Saturday, December 11, 2021

Preserving Our Family's Legacy of Needlework

Last year, I wrote about my husband's grandma Floyda Mabel Steiner McClure's needlework legacy. A love of sewing and crocheting has continued in that family to the present day. I've wrapped each item in archival tissue to keep it safe for the future when it will be inherited by the next generation.

In my family, we have a number of hand-made needlework items we treasure for their beauty and for the long tradition they represent. 

At left, a detail from an embroidered set of linens by my mother, Daisy Schwartz Burk (1919-1981). The set is in great condition, washed and ironed and stored in an archival box for preservation. I put a label on the box to indicate who made the needlework and who inherits it.

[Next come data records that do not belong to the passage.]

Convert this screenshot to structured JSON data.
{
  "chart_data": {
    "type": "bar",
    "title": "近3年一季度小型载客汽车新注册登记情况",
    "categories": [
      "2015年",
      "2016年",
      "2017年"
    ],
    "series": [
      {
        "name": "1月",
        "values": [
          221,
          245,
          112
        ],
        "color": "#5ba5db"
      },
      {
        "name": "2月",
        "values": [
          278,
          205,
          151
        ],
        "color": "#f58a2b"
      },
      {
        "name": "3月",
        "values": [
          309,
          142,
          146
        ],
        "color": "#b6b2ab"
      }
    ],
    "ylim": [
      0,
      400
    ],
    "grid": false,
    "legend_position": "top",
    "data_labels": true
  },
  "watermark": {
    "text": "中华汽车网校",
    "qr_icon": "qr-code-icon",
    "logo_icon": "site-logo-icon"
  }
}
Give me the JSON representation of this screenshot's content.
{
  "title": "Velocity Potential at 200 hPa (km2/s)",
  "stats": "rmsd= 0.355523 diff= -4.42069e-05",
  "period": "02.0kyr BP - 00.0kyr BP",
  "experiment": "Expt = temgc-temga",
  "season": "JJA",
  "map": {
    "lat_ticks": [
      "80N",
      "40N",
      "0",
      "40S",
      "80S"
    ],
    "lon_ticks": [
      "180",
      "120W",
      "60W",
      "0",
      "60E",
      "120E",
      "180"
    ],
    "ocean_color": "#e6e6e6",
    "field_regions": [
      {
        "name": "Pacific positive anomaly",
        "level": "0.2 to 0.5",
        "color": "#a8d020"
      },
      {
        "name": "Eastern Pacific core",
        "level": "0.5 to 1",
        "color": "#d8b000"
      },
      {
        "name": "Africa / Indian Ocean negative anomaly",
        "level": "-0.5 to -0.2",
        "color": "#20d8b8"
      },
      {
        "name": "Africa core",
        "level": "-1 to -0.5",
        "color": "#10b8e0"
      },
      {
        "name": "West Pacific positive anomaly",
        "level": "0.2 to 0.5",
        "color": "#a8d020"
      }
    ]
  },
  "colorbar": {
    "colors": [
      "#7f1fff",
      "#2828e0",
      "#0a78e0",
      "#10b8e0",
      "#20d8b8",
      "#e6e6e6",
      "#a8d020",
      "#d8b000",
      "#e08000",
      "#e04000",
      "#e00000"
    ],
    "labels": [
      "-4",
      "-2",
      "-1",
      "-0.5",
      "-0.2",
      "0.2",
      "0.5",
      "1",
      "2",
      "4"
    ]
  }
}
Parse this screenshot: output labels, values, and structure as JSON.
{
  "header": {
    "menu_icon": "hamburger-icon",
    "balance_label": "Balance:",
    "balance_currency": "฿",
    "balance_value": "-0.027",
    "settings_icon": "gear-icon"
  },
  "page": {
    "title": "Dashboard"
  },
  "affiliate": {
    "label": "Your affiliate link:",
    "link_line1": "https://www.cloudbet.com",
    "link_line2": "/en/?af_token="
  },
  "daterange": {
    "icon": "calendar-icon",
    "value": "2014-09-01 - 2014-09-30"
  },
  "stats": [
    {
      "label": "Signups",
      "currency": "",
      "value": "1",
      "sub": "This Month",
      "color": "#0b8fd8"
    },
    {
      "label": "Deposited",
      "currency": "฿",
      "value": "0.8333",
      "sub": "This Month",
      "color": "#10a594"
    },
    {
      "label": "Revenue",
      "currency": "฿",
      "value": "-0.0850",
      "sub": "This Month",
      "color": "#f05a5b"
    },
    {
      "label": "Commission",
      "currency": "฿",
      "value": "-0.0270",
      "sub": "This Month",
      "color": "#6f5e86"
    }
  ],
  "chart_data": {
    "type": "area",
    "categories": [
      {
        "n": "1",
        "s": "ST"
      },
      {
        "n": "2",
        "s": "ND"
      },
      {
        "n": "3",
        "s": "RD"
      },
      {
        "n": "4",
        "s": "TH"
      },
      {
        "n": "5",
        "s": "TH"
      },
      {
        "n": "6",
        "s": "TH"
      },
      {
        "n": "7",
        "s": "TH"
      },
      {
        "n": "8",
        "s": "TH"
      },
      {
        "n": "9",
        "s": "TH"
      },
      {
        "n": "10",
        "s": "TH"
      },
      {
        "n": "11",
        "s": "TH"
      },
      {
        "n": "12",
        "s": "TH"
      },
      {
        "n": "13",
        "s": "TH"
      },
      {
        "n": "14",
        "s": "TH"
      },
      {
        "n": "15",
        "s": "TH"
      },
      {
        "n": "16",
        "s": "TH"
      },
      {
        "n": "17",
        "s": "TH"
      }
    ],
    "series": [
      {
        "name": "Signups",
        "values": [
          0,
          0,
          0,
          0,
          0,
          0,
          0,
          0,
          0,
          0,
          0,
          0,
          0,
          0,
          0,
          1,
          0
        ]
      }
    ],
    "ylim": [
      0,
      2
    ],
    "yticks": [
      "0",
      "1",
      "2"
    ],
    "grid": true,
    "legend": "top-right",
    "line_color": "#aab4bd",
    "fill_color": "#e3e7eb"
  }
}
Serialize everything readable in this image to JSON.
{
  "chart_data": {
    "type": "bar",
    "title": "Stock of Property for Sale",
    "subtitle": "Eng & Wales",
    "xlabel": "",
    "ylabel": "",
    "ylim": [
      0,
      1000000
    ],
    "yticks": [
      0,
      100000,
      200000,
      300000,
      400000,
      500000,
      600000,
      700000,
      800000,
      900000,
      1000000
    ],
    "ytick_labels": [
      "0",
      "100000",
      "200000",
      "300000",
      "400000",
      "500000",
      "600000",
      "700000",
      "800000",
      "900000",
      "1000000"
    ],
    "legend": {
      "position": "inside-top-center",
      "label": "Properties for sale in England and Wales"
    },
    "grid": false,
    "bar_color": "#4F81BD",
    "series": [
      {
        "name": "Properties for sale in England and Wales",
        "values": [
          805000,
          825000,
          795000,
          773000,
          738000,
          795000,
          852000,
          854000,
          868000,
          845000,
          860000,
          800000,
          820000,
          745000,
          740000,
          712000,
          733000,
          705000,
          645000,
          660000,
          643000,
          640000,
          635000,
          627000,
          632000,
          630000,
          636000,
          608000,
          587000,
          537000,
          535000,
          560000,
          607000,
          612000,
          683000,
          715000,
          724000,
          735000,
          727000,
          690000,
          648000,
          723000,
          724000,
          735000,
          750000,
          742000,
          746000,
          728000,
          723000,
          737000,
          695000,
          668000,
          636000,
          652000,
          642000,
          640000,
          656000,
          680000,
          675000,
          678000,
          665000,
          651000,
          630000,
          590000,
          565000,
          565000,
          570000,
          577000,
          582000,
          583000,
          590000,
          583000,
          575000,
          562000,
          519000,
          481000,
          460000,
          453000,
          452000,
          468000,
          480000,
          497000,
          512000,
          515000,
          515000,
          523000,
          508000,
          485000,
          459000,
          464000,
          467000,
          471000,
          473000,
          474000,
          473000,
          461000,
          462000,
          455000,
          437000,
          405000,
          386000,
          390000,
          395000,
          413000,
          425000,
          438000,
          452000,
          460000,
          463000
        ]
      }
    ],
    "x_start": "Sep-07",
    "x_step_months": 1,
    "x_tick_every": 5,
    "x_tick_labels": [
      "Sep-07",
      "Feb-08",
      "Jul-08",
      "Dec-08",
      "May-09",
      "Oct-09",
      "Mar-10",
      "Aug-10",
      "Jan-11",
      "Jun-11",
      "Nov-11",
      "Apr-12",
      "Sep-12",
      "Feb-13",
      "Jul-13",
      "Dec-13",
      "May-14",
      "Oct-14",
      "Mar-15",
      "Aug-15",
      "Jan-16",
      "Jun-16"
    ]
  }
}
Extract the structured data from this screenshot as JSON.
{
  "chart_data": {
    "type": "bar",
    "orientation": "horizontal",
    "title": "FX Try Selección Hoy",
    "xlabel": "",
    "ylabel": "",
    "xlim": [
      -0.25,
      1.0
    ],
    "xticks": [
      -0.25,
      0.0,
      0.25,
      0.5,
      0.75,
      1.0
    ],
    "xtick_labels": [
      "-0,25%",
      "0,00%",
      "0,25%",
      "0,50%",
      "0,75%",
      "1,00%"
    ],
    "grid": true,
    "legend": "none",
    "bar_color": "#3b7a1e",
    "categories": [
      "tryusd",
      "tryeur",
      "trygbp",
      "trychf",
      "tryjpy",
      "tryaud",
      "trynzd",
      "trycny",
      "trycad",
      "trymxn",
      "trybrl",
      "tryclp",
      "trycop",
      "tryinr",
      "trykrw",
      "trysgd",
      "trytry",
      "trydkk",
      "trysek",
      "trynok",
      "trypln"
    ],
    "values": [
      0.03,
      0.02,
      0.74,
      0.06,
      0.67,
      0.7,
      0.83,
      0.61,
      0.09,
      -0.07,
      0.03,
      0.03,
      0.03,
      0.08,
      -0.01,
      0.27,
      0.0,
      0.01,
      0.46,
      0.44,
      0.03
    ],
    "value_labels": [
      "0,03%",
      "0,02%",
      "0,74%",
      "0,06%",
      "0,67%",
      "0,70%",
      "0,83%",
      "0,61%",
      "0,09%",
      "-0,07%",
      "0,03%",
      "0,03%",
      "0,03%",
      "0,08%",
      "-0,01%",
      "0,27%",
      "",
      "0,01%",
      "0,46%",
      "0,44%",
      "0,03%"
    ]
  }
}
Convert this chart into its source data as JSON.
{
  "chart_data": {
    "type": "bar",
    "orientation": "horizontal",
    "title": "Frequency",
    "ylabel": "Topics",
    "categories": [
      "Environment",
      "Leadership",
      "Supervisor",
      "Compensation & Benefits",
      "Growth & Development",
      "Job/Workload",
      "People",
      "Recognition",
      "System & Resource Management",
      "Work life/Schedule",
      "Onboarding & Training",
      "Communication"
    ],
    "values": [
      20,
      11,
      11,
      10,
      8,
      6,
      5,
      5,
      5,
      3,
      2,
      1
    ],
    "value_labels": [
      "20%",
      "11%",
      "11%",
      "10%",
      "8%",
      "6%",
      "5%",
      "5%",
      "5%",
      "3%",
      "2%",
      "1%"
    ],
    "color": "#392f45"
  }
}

Mom learned to embroider and to crochet from her mother, Hermina Farkas Schwartz (1886-1964), who also used her treadle machine to sew clothes. I imagine Hermina learned needlework from her mother, Lena Kunstler Farkas, and so on.

Love of needlework has been passed down from generation to generation in my Farkas family. Here are two afghans, one knit by a special cousin and one crocheted by a special niece. Each time I cuddle up in one of these, I think of the person who painstakingly made it, one stitch at a time. 

My hope is that by documenting these homemade heirlooms, and keeping them safe, future generations will be know they come from a very long line of talented needlework enthusiasts. 

None of my ancestors were quilters, but I got interested and over the years, I've made a number of wall quilts, bed quilts, and baby quilts. Each one has a label attached to the back, showing my name as the quilter, the date, and a photo...sometimes the photo is me, sometimes of the recipient if the quilt was a gift.

Now another of my nieces has taken up quilting and enjoys stitching quilts for her young ones and for friends. I'm so happy the tradition of homemade needlework is continuing in our family!

This is my week 49 post in Amy Johnson Crow's #52Ancestors series of genealogy prompts.


  1. Documenting our heirlooms is important and may ensure future caretaking. Your examples are beautiful.

  2. Made by our ancestors’ hands. Yay.

  3. Too funny. I just finished my post about counted cross stitching I did. The items you have are beautiful.

  4. Love this! I have an afghan on my bed made by my grandmother, and a quilt made by my auntie for my wedding. I'm inspired by your post, and hope to photo and document some of our family quilted heirlooms for a future post of my own. Thank you for sharing.